Jaeger and Prometheus are essential open-source projects, but they are not a complete, unified observability platform. They are fantastic for teams with the scale and engineering resources who want to build their own custom solution from scratch. For everyone else, it’s a path filled with operational toil that distracts you from your actual job.

Final thoughts

The observability landscape is finally moving beyond proprietary agents and data formats, and OpenTelemetry is leading the charge. But just because a vendor says they “support OTel” doesn’t mean they embrace its philosophy of interoperability and freedom from lock-in.

The legacy giants like Datadog and Dynatrace treat OpenTelemetry as just another input, funneling your data into their expensive, proprietary black boxes. The open-source world offers immense power with Grafana, Jaeger, and Prometheus, but at the cost of operational complexity.
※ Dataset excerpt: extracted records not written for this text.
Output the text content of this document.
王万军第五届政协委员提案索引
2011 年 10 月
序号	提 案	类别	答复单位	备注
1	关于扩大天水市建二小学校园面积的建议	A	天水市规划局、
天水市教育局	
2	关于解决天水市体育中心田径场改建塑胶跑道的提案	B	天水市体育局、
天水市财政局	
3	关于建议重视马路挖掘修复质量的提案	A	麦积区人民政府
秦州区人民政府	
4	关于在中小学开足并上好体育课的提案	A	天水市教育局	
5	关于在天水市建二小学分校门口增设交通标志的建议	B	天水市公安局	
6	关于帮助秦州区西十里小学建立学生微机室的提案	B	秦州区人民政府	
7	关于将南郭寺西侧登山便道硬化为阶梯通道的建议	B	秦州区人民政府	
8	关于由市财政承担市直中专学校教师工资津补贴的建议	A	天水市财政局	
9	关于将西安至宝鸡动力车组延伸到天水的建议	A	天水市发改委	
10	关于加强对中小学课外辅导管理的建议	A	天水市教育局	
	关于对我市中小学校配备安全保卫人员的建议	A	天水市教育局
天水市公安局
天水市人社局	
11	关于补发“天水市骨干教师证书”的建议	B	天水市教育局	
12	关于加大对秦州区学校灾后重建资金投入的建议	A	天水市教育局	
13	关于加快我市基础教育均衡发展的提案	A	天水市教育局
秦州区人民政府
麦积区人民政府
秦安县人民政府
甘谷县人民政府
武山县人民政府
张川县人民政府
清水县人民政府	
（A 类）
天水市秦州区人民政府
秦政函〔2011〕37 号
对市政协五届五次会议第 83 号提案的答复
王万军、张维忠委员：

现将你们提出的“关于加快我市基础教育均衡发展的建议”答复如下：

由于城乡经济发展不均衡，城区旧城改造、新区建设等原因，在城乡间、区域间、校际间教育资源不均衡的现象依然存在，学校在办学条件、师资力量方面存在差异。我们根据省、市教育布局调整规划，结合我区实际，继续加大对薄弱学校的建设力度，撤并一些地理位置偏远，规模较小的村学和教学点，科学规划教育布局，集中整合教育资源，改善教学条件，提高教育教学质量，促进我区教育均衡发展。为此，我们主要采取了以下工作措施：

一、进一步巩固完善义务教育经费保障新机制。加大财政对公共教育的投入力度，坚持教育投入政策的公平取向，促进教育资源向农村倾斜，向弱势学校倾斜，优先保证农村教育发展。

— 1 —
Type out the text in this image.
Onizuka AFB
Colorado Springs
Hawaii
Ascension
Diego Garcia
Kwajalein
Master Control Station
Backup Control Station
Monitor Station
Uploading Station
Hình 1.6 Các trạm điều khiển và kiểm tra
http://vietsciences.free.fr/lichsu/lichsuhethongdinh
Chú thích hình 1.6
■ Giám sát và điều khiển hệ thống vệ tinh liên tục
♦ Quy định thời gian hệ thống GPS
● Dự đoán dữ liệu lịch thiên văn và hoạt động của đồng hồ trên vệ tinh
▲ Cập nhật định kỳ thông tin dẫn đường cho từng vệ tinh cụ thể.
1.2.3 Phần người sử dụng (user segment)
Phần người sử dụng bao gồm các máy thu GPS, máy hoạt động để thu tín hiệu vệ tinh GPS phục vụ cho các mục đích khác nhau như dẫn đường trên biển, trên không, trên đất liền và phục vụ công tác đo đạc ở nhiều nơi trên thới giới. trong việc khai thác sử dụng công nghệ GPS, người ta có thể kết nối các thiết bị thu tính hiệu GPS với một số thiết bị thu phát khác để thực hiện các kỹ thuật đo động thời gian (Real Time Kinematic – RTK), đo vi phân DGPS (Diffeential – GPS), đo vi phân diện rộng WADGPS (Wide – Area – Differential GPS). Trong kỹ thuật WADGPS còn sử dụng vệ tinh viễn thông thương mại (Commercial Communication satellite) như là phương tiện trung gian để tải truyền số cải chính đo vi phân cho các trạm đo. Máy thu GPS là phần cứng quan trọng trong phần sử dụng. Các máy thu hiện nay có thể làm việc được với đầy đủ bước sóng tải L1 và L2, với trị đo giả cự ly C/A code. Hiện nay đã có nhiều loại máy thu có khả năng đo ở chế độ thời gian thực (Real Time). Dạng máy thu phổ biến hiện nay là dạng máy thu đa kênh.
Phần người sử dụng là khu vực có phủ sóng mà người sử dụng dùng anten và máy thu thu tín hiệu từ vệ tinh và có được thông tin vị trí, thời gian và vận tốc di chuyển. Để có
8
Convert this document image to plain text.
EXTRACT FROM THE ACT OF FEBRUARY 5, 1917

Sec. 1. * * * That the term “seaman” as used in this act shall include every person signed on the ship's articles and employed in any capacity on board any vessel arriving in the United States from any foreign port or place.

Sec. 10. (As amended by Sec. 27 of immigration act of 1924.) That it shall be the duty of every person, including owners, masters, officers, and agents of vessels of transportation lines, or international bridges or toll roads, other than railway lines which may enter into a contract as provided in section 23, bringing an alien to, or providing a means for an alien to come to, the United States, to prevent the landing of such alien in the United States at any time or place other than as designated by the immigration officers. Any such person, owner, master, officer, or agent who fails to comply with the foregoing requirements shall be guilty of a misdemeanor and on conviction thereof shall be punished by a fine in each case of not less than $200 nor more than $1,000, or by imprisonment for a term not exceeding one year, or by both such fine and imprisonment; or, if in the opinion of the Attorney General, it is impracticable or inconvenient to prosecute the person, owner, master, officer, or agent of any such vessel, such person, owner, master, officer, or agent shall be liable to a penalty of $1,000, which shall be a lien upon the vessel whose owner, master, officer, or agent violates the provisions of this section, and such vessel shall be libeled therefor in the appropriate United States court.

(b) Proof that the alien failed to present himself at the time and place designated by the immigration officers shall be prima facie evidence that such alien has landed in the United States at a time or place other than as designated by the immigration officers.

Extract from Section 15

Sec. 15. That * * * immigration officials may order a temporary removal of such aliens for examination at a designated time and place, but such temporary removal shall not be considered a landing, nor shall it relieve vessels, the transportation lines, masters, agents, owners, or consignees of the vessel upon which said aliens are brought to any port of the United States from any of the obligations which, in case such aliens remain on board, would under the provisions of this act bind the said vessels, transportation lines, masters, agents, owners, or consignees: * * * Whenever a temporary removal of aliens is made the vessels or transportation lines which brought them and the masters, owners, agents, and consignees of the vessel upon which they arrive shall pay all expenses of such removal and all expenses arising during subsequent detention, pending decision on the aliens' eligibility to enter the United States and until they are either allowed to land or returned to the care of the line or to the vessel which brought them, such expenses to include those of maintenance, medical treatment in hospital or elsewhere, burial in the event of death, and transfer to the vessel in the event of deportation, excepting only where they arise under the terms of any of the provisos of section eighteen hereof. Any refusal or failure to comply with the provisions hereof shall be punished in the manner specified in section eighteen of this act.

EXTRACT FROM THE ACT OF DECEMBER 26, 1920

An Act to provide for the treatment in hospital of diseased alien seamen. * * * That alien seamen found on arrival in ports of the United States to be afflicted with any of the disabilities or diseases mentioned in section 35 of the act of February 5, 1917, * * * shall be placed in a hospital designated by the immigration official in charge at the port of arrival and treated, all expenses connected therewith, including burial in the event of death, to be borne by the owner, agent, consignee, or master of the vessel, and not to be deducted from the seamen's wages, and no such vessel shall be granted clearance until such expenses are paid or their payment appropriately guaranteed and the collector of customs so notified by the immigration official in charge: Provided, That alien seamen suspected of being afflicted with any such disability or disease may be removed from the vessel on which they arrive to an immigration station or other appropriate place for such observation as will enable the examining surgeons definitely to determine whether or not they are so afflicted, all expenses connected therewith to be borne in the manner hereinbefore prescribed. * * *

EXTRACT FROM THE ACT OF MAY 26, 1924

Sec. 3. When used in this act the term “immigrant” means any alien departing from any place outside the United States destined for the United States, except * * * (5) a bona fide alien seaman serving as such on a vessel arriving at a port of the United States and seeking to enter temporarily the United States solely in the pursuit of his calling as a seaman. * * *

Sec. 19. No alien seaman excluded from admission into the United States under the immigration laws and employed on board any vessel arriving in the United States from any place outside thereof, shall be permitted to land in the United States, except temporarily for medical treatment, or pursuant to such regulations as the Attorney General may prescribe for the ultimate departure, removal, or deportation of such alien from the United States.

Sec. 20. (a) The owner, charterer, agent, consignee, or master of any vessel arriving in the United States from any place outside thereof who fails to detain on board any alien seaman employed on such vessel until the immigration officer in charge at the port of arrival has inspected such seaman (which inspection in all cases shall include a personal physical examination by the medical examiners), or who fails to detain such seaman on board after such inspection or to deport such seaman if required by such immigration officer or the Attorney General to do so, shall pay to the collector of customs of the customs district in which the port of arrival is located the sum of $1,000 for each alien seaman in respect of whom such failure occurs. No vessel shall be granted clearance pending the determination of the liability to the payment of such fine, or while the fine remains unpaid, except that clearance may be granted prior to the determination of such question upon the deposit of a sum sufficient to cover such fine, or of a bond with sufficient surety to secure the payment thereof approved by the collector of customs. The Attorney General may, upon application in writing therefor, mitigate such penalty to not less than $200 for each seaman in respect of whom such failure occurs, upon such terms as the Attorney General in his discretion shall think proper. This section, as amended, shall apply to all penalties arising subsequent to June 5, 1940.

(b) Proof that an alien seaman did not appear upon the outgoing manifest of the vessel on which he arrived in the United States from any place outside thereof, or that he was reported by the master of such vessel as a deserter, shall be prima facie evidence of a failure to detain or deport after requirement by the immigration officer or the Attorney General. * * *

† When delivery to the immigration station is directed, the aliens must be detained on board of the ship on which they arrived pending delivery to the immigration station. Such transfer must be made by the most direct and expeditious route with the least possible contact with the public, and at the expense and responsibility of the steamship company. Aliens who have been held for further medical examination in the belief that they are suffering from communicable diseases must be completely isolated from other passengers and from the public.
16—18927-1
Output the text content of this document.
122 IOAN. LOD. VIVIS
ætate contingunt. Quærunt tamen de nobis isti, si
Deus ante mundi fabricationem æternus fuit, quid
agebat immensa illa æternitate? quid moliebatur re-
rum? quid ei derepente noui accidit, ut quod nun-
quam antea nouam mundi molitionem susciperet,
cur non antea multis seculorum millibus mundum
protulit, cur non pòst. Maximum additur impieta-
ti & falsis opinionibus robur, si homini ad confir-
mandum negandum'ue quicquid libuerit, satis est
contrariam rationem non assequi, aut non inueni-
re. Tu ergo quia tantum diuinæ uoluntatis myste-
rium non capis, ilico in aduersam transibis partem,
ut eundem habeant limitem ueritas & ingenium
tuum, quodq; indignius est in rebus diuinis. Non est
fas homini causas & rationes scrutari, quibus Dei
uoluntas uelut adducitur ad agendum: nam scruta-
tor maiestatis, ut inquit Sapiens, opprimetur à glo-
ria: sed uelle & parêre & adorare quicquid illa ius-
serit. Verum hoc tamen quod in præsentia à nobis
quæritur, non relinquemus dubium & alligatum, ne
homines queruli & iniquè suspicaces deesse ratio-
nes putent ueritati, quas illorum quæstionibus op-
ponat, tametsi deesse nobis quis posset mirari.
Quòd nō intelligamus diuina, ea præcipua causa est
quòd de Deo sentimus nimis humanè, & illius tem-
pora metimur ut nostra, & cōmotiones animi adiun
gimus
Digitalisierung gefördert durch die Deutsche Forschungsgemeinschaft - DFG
The clear path forward for most cloud-native teams is to choose one of the truly OTel-native platforms. These tools are built on the principles of open standards from the ground up. They give you the best of both worlds: the simplicity of a managed SaaS platform without the vendor handcuffs.

Among these, Dash0 stands out by combining a zero lock-in architecture with a transparent, predictable pricing model and a unified workflow centered on PromQL.